Message par Virgil21 »

L'une des interview que j'aime le plus réécouter


"Les mots sont plus fort que nous, les mots avec lesquels on pactisent, les milieux dans lesquels on s'inscrit, sont plus forts que nous".
Ce n'est que mon avis, mais je trouve cette phrase magistrale. Tu voit le sérieux du mec quoi.

Bon je reconnais aussi être sensible à tout ce qu'il dit avant, mais le fait de pointer la distinction entre message et support de message, dire que ce dernier parle à notre place, c'est mettre à nue une des racines de la liberté.
Sous entendus : le conformisme lexicologique, la répétition de mêmes schémas linguistiques et expressifs pour des raisons éducatives ou psychiques (mimétismes par exemple) est un frein velouteux (confortable, de faible intensité) voir même parfois une tactique contre la liberté objective de penser hors de certains cadres(freine de haute intensité).

J'aime chez lui sa capacité à pouvoir faire de la vulgarisation brute (décortiquer et exposer le réel) comme de la "vulgarisation" ou plutôt de la diffusion intuitive (donner à faire comprendre, les clefs, plutôt que juste donner une compréhension, une conclusion). Bref la nuance entre donner à réfléchir et donner une réflexion terminale(c'est là qu'on reconnais les bons).

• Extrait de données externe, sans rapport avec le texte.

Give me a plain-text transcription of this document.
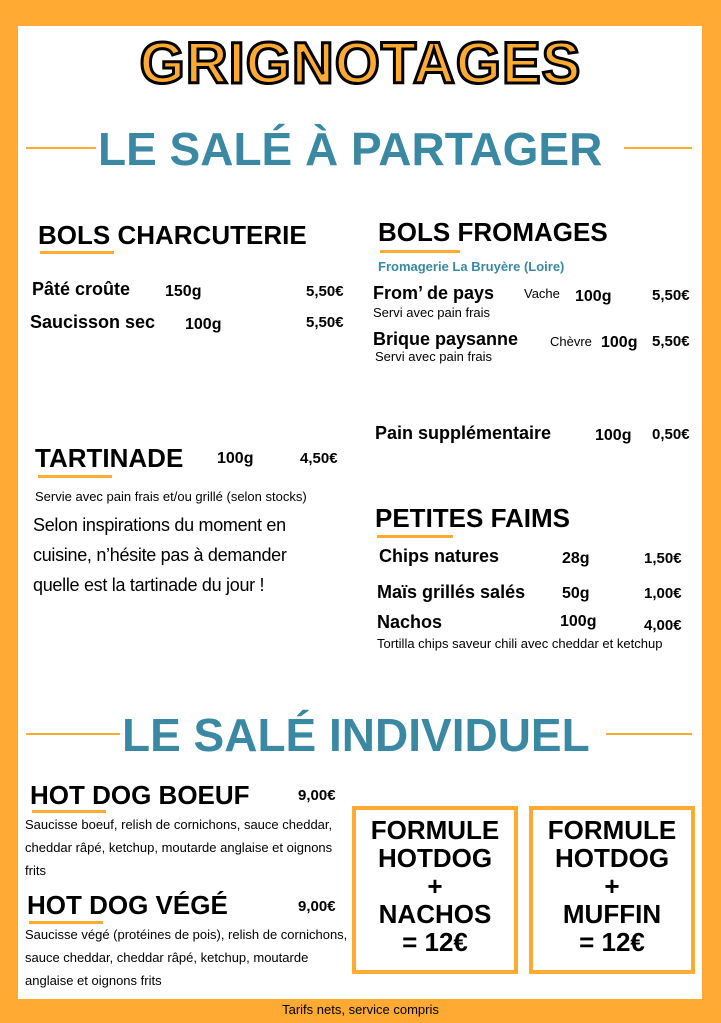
GRIGNOTAGES
LE SALÉ À PARTAGER
BOLS CHARCUTERIE
Pâté croûte 150g	5,50€
Saucisson sec 100g	5,50€
BOLS FROMAGES
Fromagerie La Bruyère (Loire)
From’ de pays Vache 100g	5,50€
Servi avec pain frais
Brique paysanne Chèvre 100g 5,50€
Servi avec pain frais
Pain supplémentaire	100g 0,50€
TARTINADE 100g	4,50€
Servie avec pain frais et/ou grillé (selon stocks)
Selon inspirations du moment en cuisine, n’hésite pas à demander quelle est la tartinade du jour !
PETITES FAIMS
Chips natures	28g	1,50€
Maïs grillés salés 50g	1,00€
Nachos	100g	4,00€
Tortilla chips saveur chili avec cheddar et ketchup
LE SALÉ INDIVIDUEL
HOT DOG BOEUF	9,00€
Saucisse boeuf, relish de cornichons, sauce cheddar, cheddar râpé, ketchup, moutarde anglaise et oignons frits
HOT DOG VÉGÉ	9,00€
Saucisse végé (protéines de pois), relish de cornichons, sauce cheddar, cheddar râpé, ketchup, moutarde anglaise et oignons frits
FORMULE
HOTDOG
+
NACHOS
= 12€
FORMULE
HOTDOG
+
MUFFIN
= 12€
Tarifs nets, service compris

Il y à eut par le passé (encore chaud) un vocable spécifique qui à impacter massivement le monde. Influençant les consciences (et les inconscients) au point de s'incruster jusque dans les interjections et expressions du quotidien, à coup de "Oh mon dieu", "Sacrebleu", "Tenter le diable, "Grâce à dieu", "Faire les louanges",.. etc
Bref un vocable qui "enrichit" une langue tout en formatant les esprits, que vous soyez croyants.. ou non.
Emanciper une société d'un tel vocable c'est lui donner plus de libertés, offrir un choix plus sain (et non "saint"), plus honnête entre celui de croire ou de ne pas croire.
Les mots structurants nos pensées (et réciproquement), influencer le vocabulaire reviens à influencer ces dernières (ou du moins chercher à le faire).

Ce qu'on appellerais de nos jours la prise de contrôle de la dialectique Un phénomène qui s'est bien développé depuis quelques années.
Avec les Anglicismes abusifs, les néologismes comme les expressions qui en découlent, les vocabulaires "de nîches" (très spécifiques) détournés (bancaire, marketing, technocratique, etc). Que l'on prends soin de mixer (en franglais souvent) avec le plus de concisions possibles dans le but de faire croire au cerveau que gagné du temps, y compris sur une syllabe, ou grâce à un maximum d'abréviations serait efficace ou "sexy".
Exemples : "Générer du lead, du view", "simplifier ou upgrader des process ASAP", "benchmarker via du contenus scrollable", "avoir un accès Hub fast".. etc

Après les influences sur la matrice intellectuelle, on à aujourd'hui (à la place? en plus?) une volonté, un travail de sape pour raccourcir("cut"), supprimer, désubjectiver (comme le dit Deneault) cette dernière et les raisonnements susceptibles d'en sortir. Bref faire perdre toujours plus de sens ce qui reviens à perdre toujours plus de libertés au bout du compte.
George Orwell n'a qu'à bien se tenir, notre époque de "modernité disruptive" à des outils technologiques et de marketing optimisés qui pourraient bien "transcender" sa Novlangue au risque un jour de l'a faire passer pour du sucre.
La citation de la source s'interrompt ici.